Question accountancy. Investigative poetry demands it. Suns set,
onslaughts befall. Your years differ from mine,
beginning at the orphanage.
Heard the one about the Senegalese merchant?
Seems his camels are strangers.
Strange camels.
Above all else (hands to breast), Mother of God! They say I shall hurt me,
yes, they do say it. The deed will remain
in the family aisle.
Why does Respighi gnaw his fedora? One declines to water seedlings.
The future lies. Rifts in Ancient
Airs and Dances.
As any sniper knows, success is the carom’s best friend. How less than fulfilling
to aspire to the heavens imagined through a ceiling that falls on
one’s face. Moon. Crickets. Stars.
In discarding oneself one could, I suppose, aim for the trash and achieve thereby,
of courtesy and comity, a comely
simultaneity.
Kit Carson’s dead. Because we have our wisdom teeth
we understand that these things
happen.
I seem the buffoon in Donald Duck pumps? Is it, again, the vision thing? Is it bad judgment,
the hours spent quacking, dreaming duck dreams, seeing the stars
as eggs to be cracked?
This leg I’m on might be my last. It’s also tough on elderly voles. How to queue?
By size? By diploma? As little drips maelstroms begin, no more alarming
than ziti al dente.
Guillaume Apollinaire, Guillaume de Machaut, Billy the Kid,
William B. Williams, utility
bill.
Colleen, my colleen, o’demeanor kayacky, your features I bathe in dancing confetti,
the kind one dumps from high office
windows.
Osaka noodles! Hai! Banzai! So why does a lady
have a roach on her
libido?
Knee-deep in mud. How to upgrade:
Shop for an arm
oire.
Assemble the family. Hand out cotton swabs. Explore
ear canals. You will not rot, crack, warp
or splinter.
Bus-shat baggage (ecumenical chortle). What drew you to this Trio,
the gurgle or the hiss? Did anyone
warn you?
The vegetables are cheaper, the girls are more willing,
the toilets stink, spring is
everywhere.
— after Heine
Mike Silverton is most recently the author of Anvil on a Shoestring (2022), Trios (2023), and Yoga for Pickpockets (2024).
His poetry appeared in the late '60s and early '70s in Harper’s, The Nation, Wormwood Review, Poetry Now, some/thing, Chelsea, Prairie Schooner, Elephant and other publications he may have (and most likely) mislaid. William Cole included Mike’s poems in four anthologies: Eight Lines and Under, Macmillan, 1967; Pith and Vinegar, Simon and Schuster, 1969; Poetry Brief, Macmillan, 1971; and Poems One Line & Longer, Grossman, 1973.
As a culture go-getter, Mike produced poetry readings for The New School for Social Research, New York’s municipal radio station, WNYC, and Pacifica Radio’s WBAI, KPFA, and KPFK. One glaring regret: Mike had arranged to record Frank O’Hara on the week in which he was killed, the weekend intervening, by a dune buggy.
Mike’s music writing, centering on modernist classical, appeared in Fanfare, a bimonthly review, and several Internet publications, including his own LaFolia.com.
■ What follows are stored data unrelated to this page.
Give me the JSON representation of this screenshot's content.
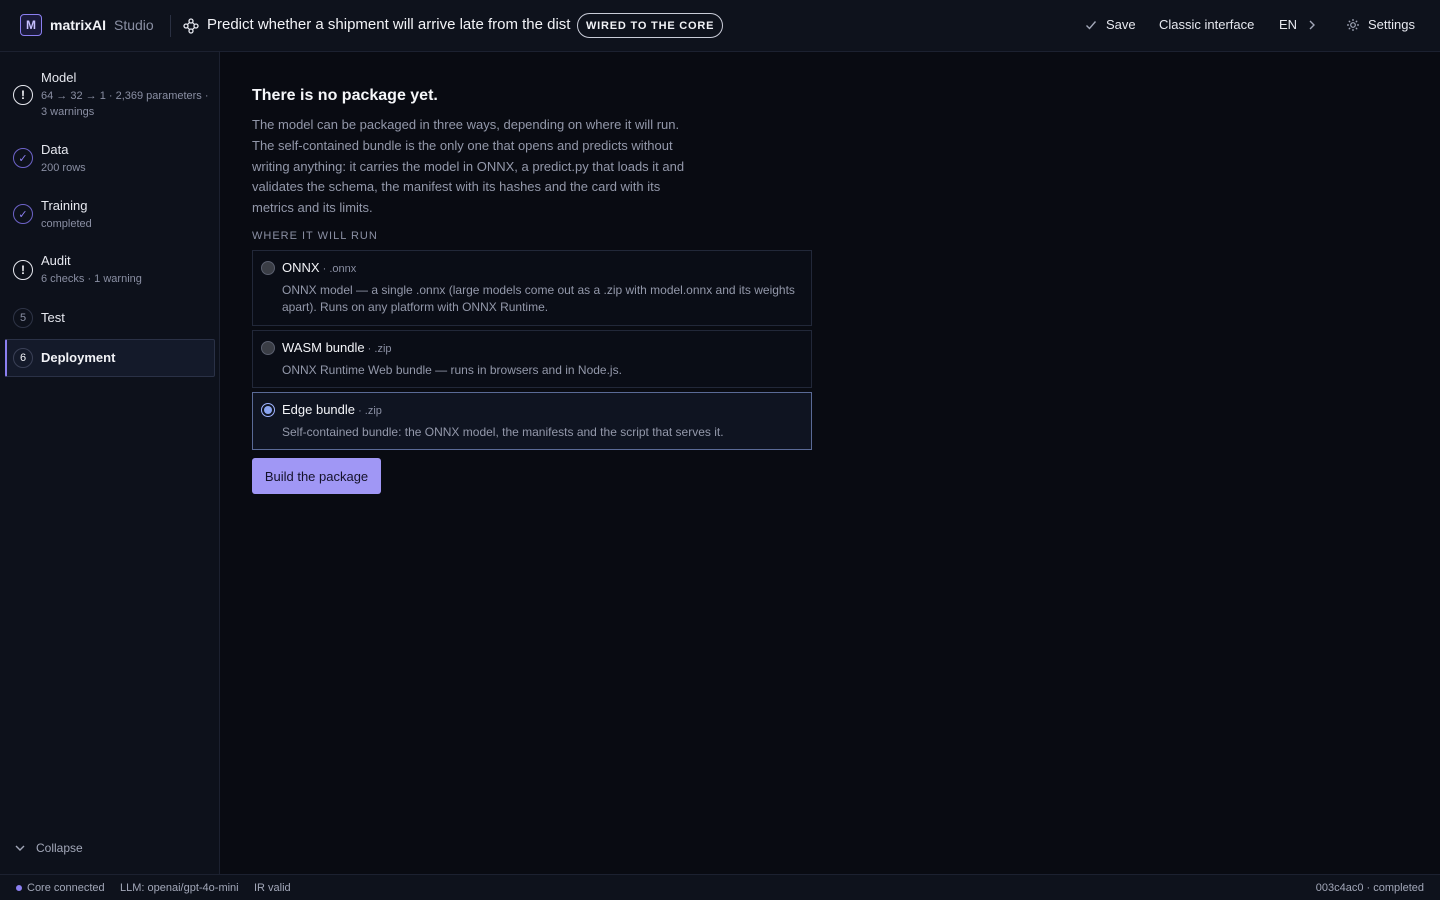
{
  "header": {
    "logo_letter": "M",
    "brand": "matrixAI",
    "brand_sub": "Studio",
    "project_title": "Predict whether a shipment will arrive late from the distanc",
    "badge": "WIRED TO THE CORE",
    "save_label": "Save",
    "classic_label": "Classic interface",
    "lang_label": "EN",
    "settings_label": "Settings"
  },
  "sidebar": {
    "steps": [
      {
        "marker": "!",
        "title": "Model",
        "sub": "64 → 32 → 1 · 2,369 parameters · 3 warnings",
        "state": "warning"
      },
      {
        "marker": "✓",
        "title": "Data",
        "sub": "200 rows",
        "state": "done"
      },
      {
        "marker": "✓",
        "title": "Training",
        "sub": "completed",
        "state": "done"
      },
      {
        "marker": "!",
        "title": "Audit",
        "sub": "6 checks · 1 warning",
        "state": "warning"
      },
      {
        "marker": "5",
        "title": "Test",
        "sub": "",
        "state": "pending"
      },
      {
        "marker": "6",
        "title": "Deployment",
        "sub": "",
        "state": "active"
      }
    ],
    "collapse_label": "Collapse"
  },
  "main": {
    "heading": "There is no package yet.",
    "description": "The model can be packaged in three ways, depending on where it will run. The self-contained bundle is the only one that opens and predicts without writing anything: it carries the model in ONNX, a predict.py that loads it and validates the schema, the manifest with its hashes and the card with its metrics and its limits.",
    "section_label": "WHERE IT WILL RUN",
    "options": [
      {
        "title": "ONNX",
        "ext": " · .onnx",
        "desc": "ONNX model — a single .onnx (large models come out as a .zip with model.onnx and its weights apart). Runs on any platform with ONNX Runtime.",
        "selected": false
      },
      {
        "title": "WASM bundle",
        "ext": " · .zip",
        "desc": "ONNX Runtime Web bundle — runs in browsers and in Node.js.",
        "selected": false
      },
      {
        "title": "Edge bundle",
        "ext": " · .zip",
        "desc": "Self-contained bundle: the ONNX model, the manifests and the script that serves it.",
        "selected": true
      }
    ],
    "build_label": "Build the package"
  },
  "statusbar": {
    "core": "Core connected",
    "llm": "LLM: openai/gpt-4o-mini",
    "ir": "IR valid",
    "run": "003c4ac0 · completed"
  },
  "colors": {
    "accent": "#8b7ff0",
    "background": "#090b12",
    "button": "#a097f5"
  }
}
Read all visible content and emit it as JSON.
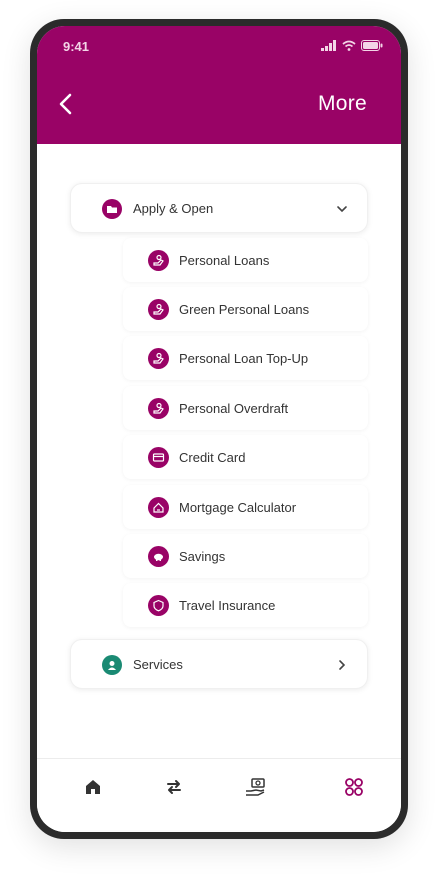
{
  "status_bar": {
    "time": "9:41"
  },
  "header": {
    "title": "More"
  },
  "groups": [
    {
      "label": "Apply & Open",
      "icon": "folder-icon",
      "color": "#990366",
      "expanded": true
    },
    {
      "label": "Services",
      "icon": "services-icon",
      "color": "#1a8a73",
      "expanded": false
    }
  ],
  "items": [
    {
      "label": "Personal Loans",
      "icon": "loan-icon"
    },
    {
      "label": "Green Personal Loans",
      "icon": "loan-icon"
    },
    {
      "label": "Personal Loan Top-Up",
      "icon": "loan-icon"
    },
    {
      "label": "Personal Overdraft",
      "icon": "loan-icon"
    },
    {
      "label": "Credit Card",
      "icon": "credit-card-icon"
    },
    {
      "label": "Mortgage Calculator",
      "icon": "mortgage-icon"
    },
    {
      "label": "Savings",
      "icon": "piggy-bank-icon"
    },
    {
      "label": "Travel Insurance",
      "icon": "shield-icon"
    }
  ],
  "nav": [
    {
      "icon": "home-icon",
      "active": false
    },
    {
      "icon": "transfer-icon",
      "active": false
    },
    {
      "icon": "payments-icon",
      "active": false
    },
    {
      "icon": "more-grid-icon",
      "active": true
    }
  ],
  "colors": {
    "brand": "#990366",
    "services": "#1a8a73",
    "nav_inactive": "#333333"
  }
}
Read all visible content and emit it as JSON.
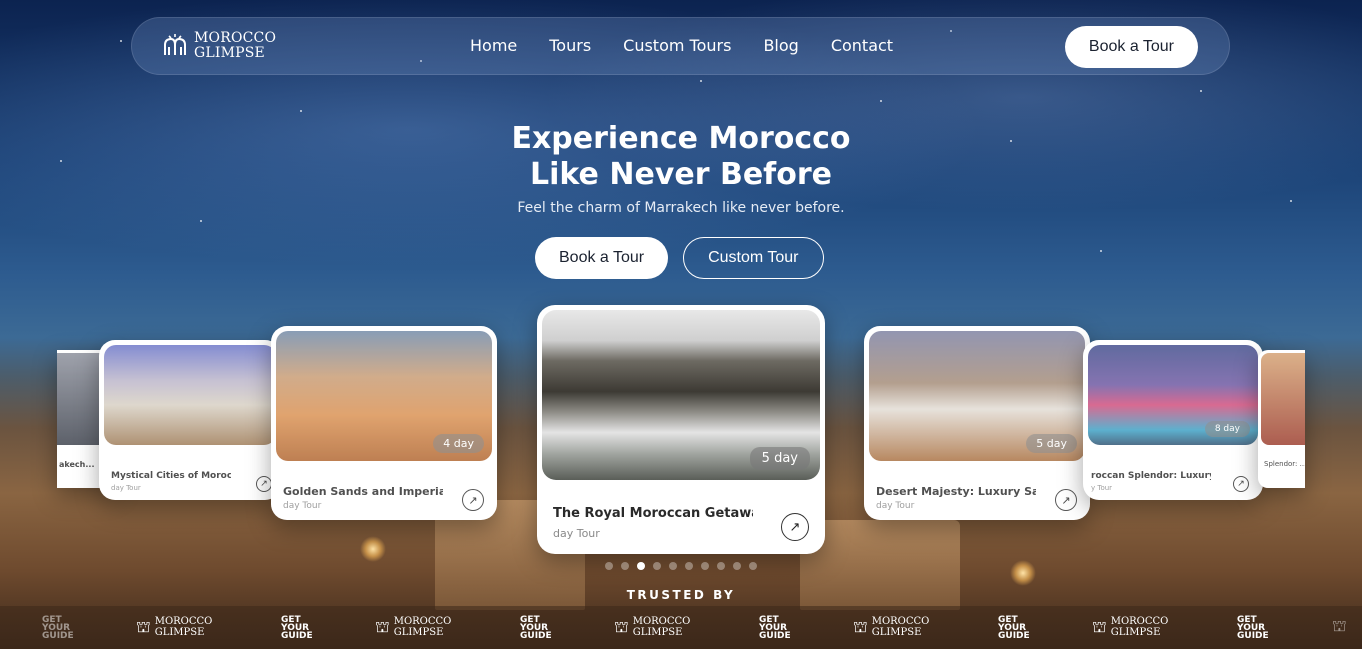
{
  "brand": {
    "line1": "MOROCCO",
    "line2": "GLIMPSE"
  },
  "nav": {
    "items": [
      "Home",
      "Tours",
      "Custom Tours",
      "Blog",
      "Contact"
    ],
    "cta": "Book a Tour"
  },
  "hero": {
    "title_line1": "Experience Morocco",
    "title_line2": "Like Never Before",
    "subtitle": "Feel the charm of Marrakech like never before.",
    "primary_cta": "Book a Tour",
    "secondary_cta": "Custom Tour"
  },
  "cards": {
    "far_left": {
      "title": "akech..."
    },
    "left2": {
      "title": "Mystical Cities of Morocc...",
      "sub": "day Tour"
    },
    "left1": {
      "title": "Golden Sands and Imperial...",
      "sub": "day Tour",
      "badge": "4 day"
    },
    "center": {
      "title": "The Royal Moroccan Getawa...",
      "sub": "day Tour",
      "badge": "5 day"
    },
    "right1": {
      "title": "Desert Majesty: Luxury Sa...",
      "sub": "day Tour",
      "badge": "5 day"
    },
    "right2": {
      "title": "roccan Splendor: Luxury...",
      "sub": "y Tour",
      "badge": "8 day"
    },
    "far_right": {
      "title": "Splendor: ..."
    }
  },
  "carousel": {
    "active_index": 2,
    "total": 10
  },
  "trusted": {
    "label": "TRUSTED BY",
    "gyg_line1": "GET",
    "gyg_line2": "YOUR",
    "gyg_line3": "GUIDE"
  },
  "colors": {
    "cta_bg": "#ffffff",
    "cta_text": "#1b2230",
    "nav_glass": "rgba(120,150,200,0.28)"
  }
}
Mike's reviews of high-end audio hardware appeared in the main in The Absolute Sound, a print publication, and StereoTimes.com. For the unlikely audiophile reading this, Mike's speakers are Wilson Audio Sasha W/P.
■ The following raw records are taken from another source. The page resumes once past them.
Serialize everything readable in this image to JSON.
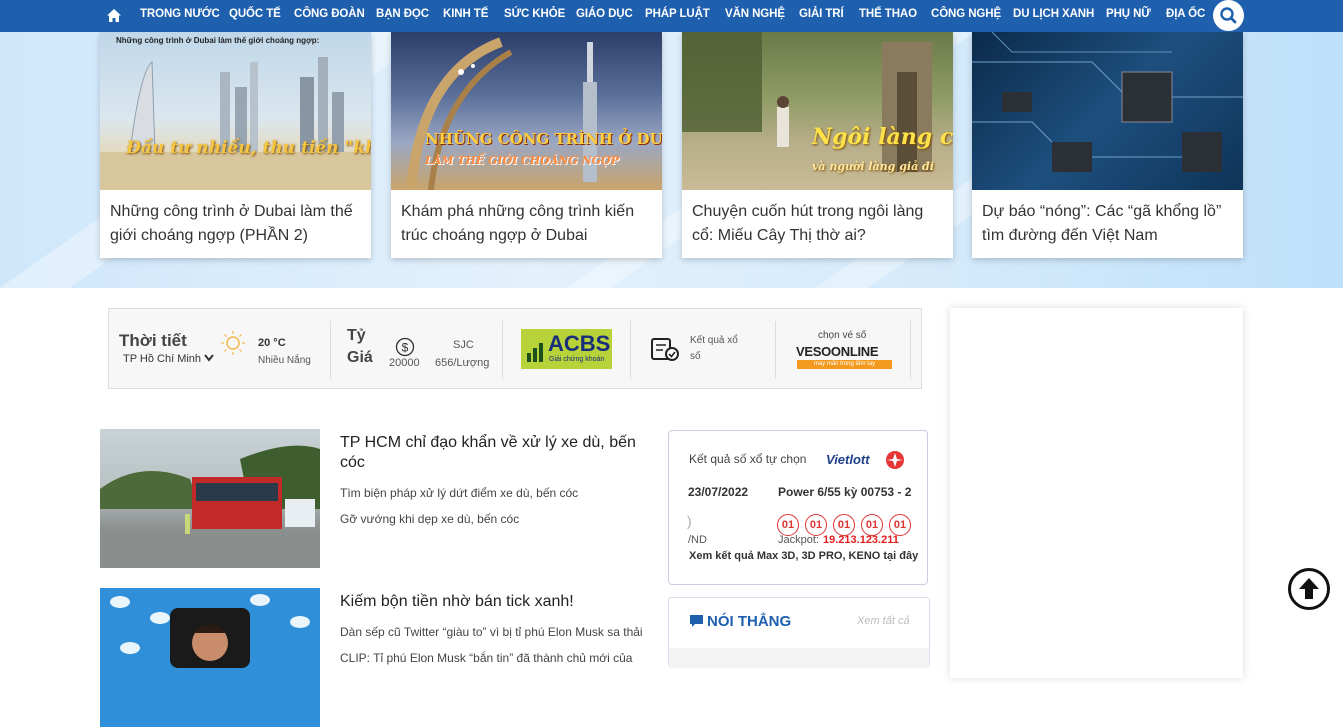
{
  "nav": {
    "items": [
      "TRONG NƯỚC",
      "QUỐC TẾ",
      "CÔNG ĐOÀN",
      "BẠN ĐỌC",
      "KINH TẾ",
      "SỨC KHỎE",
      "GIÁO DỤC",
      "PHÁP LUẬT",
      "VĂN NGHỆ",
      "GIẢI TRÍ",
      "THỂ THAO",
      "CÔNG NGHỆ",
      "DU LỊCH XANH",
      "PHỤ NỮ",
      "ĐỊA ỐC"
    ],
    "home_icon": "home-icon",
    "search_icon": "search-icon",
    "color": "#1e5fae"
  },
  "hero": {
    "cards": [
      {
        "title": "Những công trình ở Dubai làm thế giới choáng ngợp (PHẦN 2)",
        "img_header": "Những công trình ở Dubai làm thế giới choáng ngợp:",
        "img_text": "Đầu tư nhiều, thu tiền \"khủng\""
      },
      {
        "title": "Khám phá những công trình kiến trúc choáng ngợp ở Dubai",
        "img_text": "NHỮNG CÔNG TRÌNH Ở DUBAI",
        "img_text2": "LÀM THẾ GIỚI CHOÁNG NGỢP"
      },
      {
        "title": "Chuyện cuốn hút trong ngôi làng cổ: Miếu Cây Thị thờ ai?",
        "img_text": "Ngôi làng cổ",
        "img_text2": "và người làng giả đi"
      },
      {
        "title": "Dự báo “nóng”: Các “gã khổng lồ” tìm đường đến Việt Nam"
      }
    ]
  },
  "utility": {
    "weather_label": "Thời tiết",
    "location": "TP Hồ Chí Minh",
    "temp": "20 °C",
    "condition": "Nhiều Nắng",
    "rate_label": "Tỷ Giá",
    "rate_value": "20000",
    "sjc_label": "SJC",
    "sjc_value": "656/Lượng",
    "acbs_logo": "ACBS",
    "acbs_tag": "Giải chứng khoán",
    "lottery_link": "Kết quả xổ số",
    "vietlott_pre": "chọn vé số",
    "vesoonline": "VESOONLINE",
    "vesoonline_tag": "may mắn trong tầm tay"
  },
  "articles": [
    {
      "title": "TP HCM chỉ đạo khẩn về xử lý xe dù, bến cóc",
      "related": [
        "Tìm biện pháp xử lý dứt điểm xe dù, bến cóc",
        "Gỡ vướng khi dẹp xe dù, bến cóc"
      ]
    },
    {
      "title": "Kiếm bộn tiền nhờ bán tick xanh!",
      "related": [
        "Dàn sếp cũ Twitter “giàu to” vì bị tỉ phú Elon Musk sa thải",
        "CLIP: Tỉ phú Elon Musk “bắn tin” đã thành chủ mới của"
      ]
    }
  ],
  "lottery": {
    "title": "Kết quả số xổ tự chọn",
    "brand": "Vietlott",
    "date": "23/07/2022",
    "game": "Power 6/55 kỳ 00753 - 2",
    "balls": [
      "01",
      "01",
      "01",
      "01",
      "01"
    ],
    "vnd": "/ND",
    "jackpot_label": "Jackpot:",
    "jackpot_value": "19.213.123.211",
    "more": "Xem kết quả Max 3D, 3D PRO, KENO tại đây"
  },
  "noi_thang": {
    "title": "NÓI THẲNG",
    "see_all": "Xem tất cả"
  }
}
When Mike and Lee relocated from Brooklyn to Midcoast Maine in early 2002 he indulged an interest in Dadaesque assemblage, resulting in several works in a group show at The Center for Maine Contemporary Art in Rockport, and a one-man show at Belfast’s Aarhus Gallery. Mike and Lee’s 1842 house and barn are peppered throughout with work he’d have preferred to sell. (Jefferson Davis spent a night, obviously at an earlier time. Really.)